Неделю спустя руководительница представила Норберту даму, которая управляла букинистическим магазином на Баутцнерштрассе. Муж ее умер, а прежний помощник перебрался в Лейпциг, чтобы открыть собственный магазин.
Хильдегард Коссаковски настояла на испытательном сроке. Она хорошо разбиралась в чудаках. Впрочем, любой посетитель ее магазина заслуживал такого описания. Но даже спустя несколько недель, как Норберт начал на нее работать, она всё еще не могла понять, что к чему. Он вел себя совсем не так, как она ожидала, что казалось ей подозрительным.

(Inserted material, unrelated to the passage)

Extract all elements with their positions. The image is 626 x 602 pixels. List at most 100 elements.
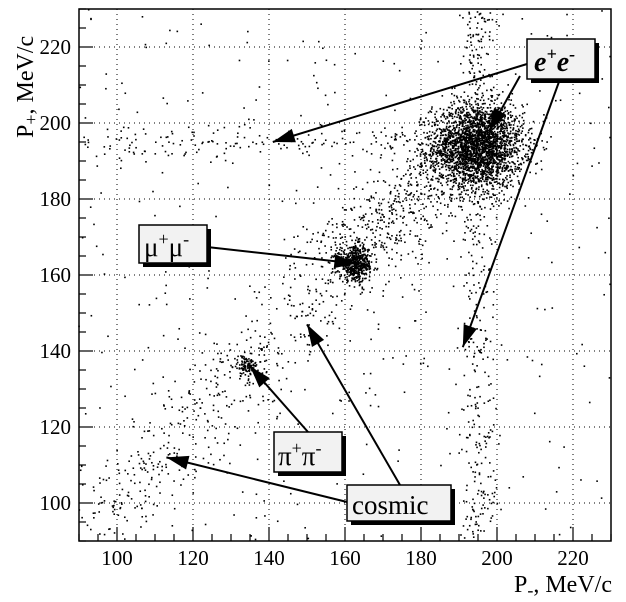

Паулини без промедлений принял сине-серый халат, который она держала для помощников, и носил его с утра до вечера, хотя в плечах он немного жал. Он был эталоном пунктуальности, брался за любую работу — безоговорочно подметал или убирал снег, был любознательным и не стеснялся задавать вопросы. Он брал книги, которые она предлагала, и если не на следующий день, то к понедельнику возвращал прочитанными, не скрывая своего мнения. При этом он мог проводить параллели, в основном с французской и русской литературой, что порой приводило ее в изумление. В еще большем потрясении она находилась из-за его полнейшей неосведомленности в вопросах изобразительного искусства и музыки. Она назначала ему визиты в Гравюрный кабинет, водила на открытия выставок галереи Кюля и музея Леонарди. По воскресным вечерам они встречались в Галерее старых мастеров. Поскольку у нее было по два абонемента на концерты как государственной капеллы, так и филармонии, она пригласила его разделить с ней эти «минуты блаженства».
Можно сразу взять на работу костюм и хорошие ботинки, чтобы оттуда спокойно за полчаса «дотопать» — слово, которым пользовалась только она, — до дворца культуры. Паулини признался, что ни костюма, ни тем более ботинок у него нет.
Хильдегард Коссаковски обернула сантиметр вокруг его шеи, спросила размер ноги и тщательно осмотрела его с головы до ног. Затем покинула магазин, чтобы обратиться за помощью к подругам. Она использовала выражение «Да ничего особенного», как будто это могло скрыть задор, освеживший ее лицо.